I haven’t checked, but is GLReadPixels that slow? Even for a large number of pixels I can’t imagine it being that bad. Even if it is slow I doubt that it is as bad as doing all sorts of sorting, projection, and intersection testing.

You can’t drag using any of those methods. Is draggin REALLY needed in an RTS game I ask you? It’s tons of work to implement it.

the methods you suggest are much simpler

Well I’ve been experimenting and cleaning up my camera system so that it’s bug free and all I have to do is implement my angular selection.
This may seem like a simple question, it is a simple question, it’s finding the angle between two points in 2d space. If I can do that it’s easy to do in 3d space.
Easy to do on paper and calculator, but doing it in a decent way in the C++ language is different, could somebody post a snippet of code to do this?

what I need to do is pass it two points, the cameras location in 2d x and z and another location in 2d and find the angle from the camera to the location like so:

float FindAngle(float x1 z1 x2 z2)
{
find angle from point 1 to point 2
return angle(float)
}

Humm, I don’t really understand where is the problem exactly, if you want to know the angle between 2 vectors:

From Inet (I’m very lazy) :

theta=acos((v1 DOT v2)/(|v1|*|v2|))

v1,v2: vector
DOT : dot product
|v1| : length of v1

If you preblem is to determine which model your mouse is on…
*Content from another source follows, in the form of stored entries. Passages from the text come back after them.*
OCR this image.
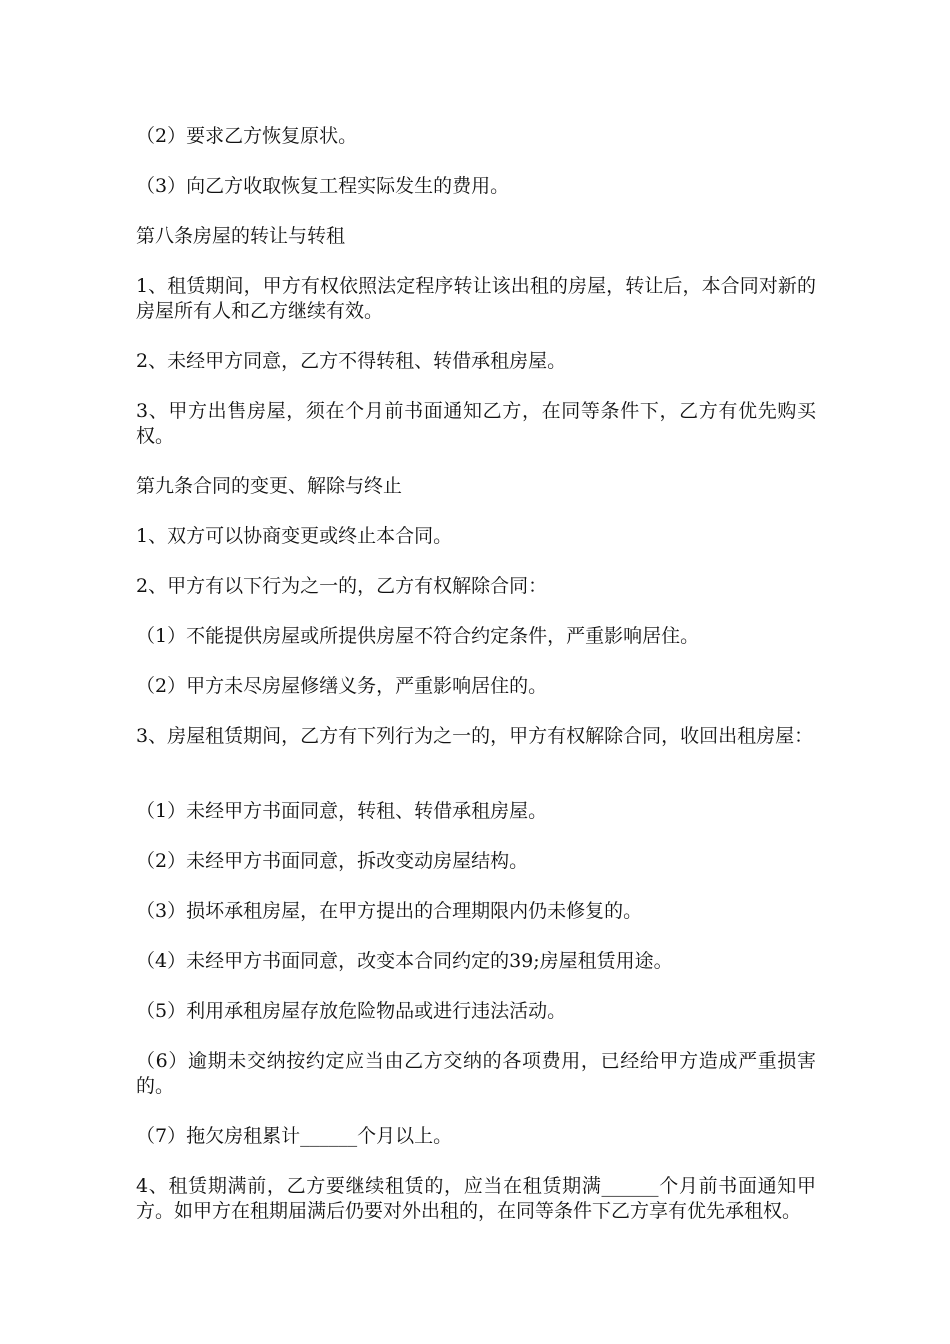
（2）要求乙方恢复原状。

（3）向乙方收取恢复工程实际发生的费用。

第八条房屋的转让与转租

1、租赁期间，甲方有权依照法定程序转让该出租的房屋，转让后，本合同对新的房屋所有人和乙方继续有效。

2、未经甲方同意，乙方不得转租、转借承租房屋。

3、甲方出售房屋，须在个月前书面通知乙方，在同等条件下，乙方有优先购买权。

第九条合同的变更、解除与终止

1、双方可以协商变更或终止本合同。

2、甲方有以下行为之一的，乙方有权解除合同：

（1）不能提供房屋或所提供房屋不符合约定条件，严重影响居住。

（2）甲方未尽房屋修缮义务，严重影响居住的。

3、房屋租赁期间，乙方有下列行为之一的，甲方有权解除合同，收回出租房屋：

（1）未经甲方书面同意，转租、转借承租房屋。

（2）未经甲方书面同意，拆改变动房屋结构。

（3）损坏承租房屋，在甲方提出的合理期限内仍未修复的。

（4）未经甲方书面同意，改变本合同约定的39;房屋租赁用途。

（5）利用承租房屋存放危险物品或进行违法活动。

（6）逾期未交纳按约定应当由乙方交纳的各项费用，已经给甲方造成严重损害的。

（7）拖欠房租累计______个月以上。

4、租赁期满前，乙方要继续租赁的，应当在租赁期满______个月前书面通知甲方。如甲方在租期届满后仍要对外出租的，在同等条件下乙方享有优先承租权。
You need to make a bounding square (implicitly) for each model, you scale it by the distance, and then you go through all your visible object and determine in x and y if you mouse pointer is in one of those square. If there is more then one, choose the nearest.

To move you model in 3d, I propose you have a look at homeworld, it is quite user friendly.

If I do not answer your question, or if you need more detail explanation, feel free to ask.

Good luck!

See the source to the smooth.c demo in the GLUT distribution for an example of doing this using gluProject and gluUnproject (in the mouse and move methods).

And where can I find that GLUT source?
Also my angular selection system seems to be working in my experiments so far, if it turns out that it works, and it is pretty accurate, I will post the code for everybody to see what is probably the easiest way to do it.

The viewer is supposed to rotate around the ship with the camera pointing at the ship
to get any angle they want. The new feature is that they can change their angle, so it’s
not fixed to stare at the ship all the time. The camera will stay, the fixed angle to look
at the camera will still exist, but the viewer will look freely.

I’ve had nothing but problems with the coding of this. It always rotates or translates the
wrong way and I can’t quite seem to figure out the order of operations and coding it
in my head. The logic evades me.

Here’s what needs to be done, the orders of operation but not in the right order
and probably missing an order or two.

-Move the world so that the ship of our attention is at origin, 0,0,0
-Zoom out, this is our zoom distance from the ship
-Rotate, this is the angle that we’re looking at the ship if we’re under the ship, in front
etc.
-THEN rotate other than the fixed angle towards the ship. User presses observer button
to look. This is the confusing part(coding that is). The camera stays in the
same place but it’s looking angle changes.

Now I hope this makes sense, I’ve explained it as clearly as I could. I hope you know
my problem and what I hope to accomplish.

I’m pretty sure this is an easy concept too.

NOTE: please post pseudo code and document it as you see fit.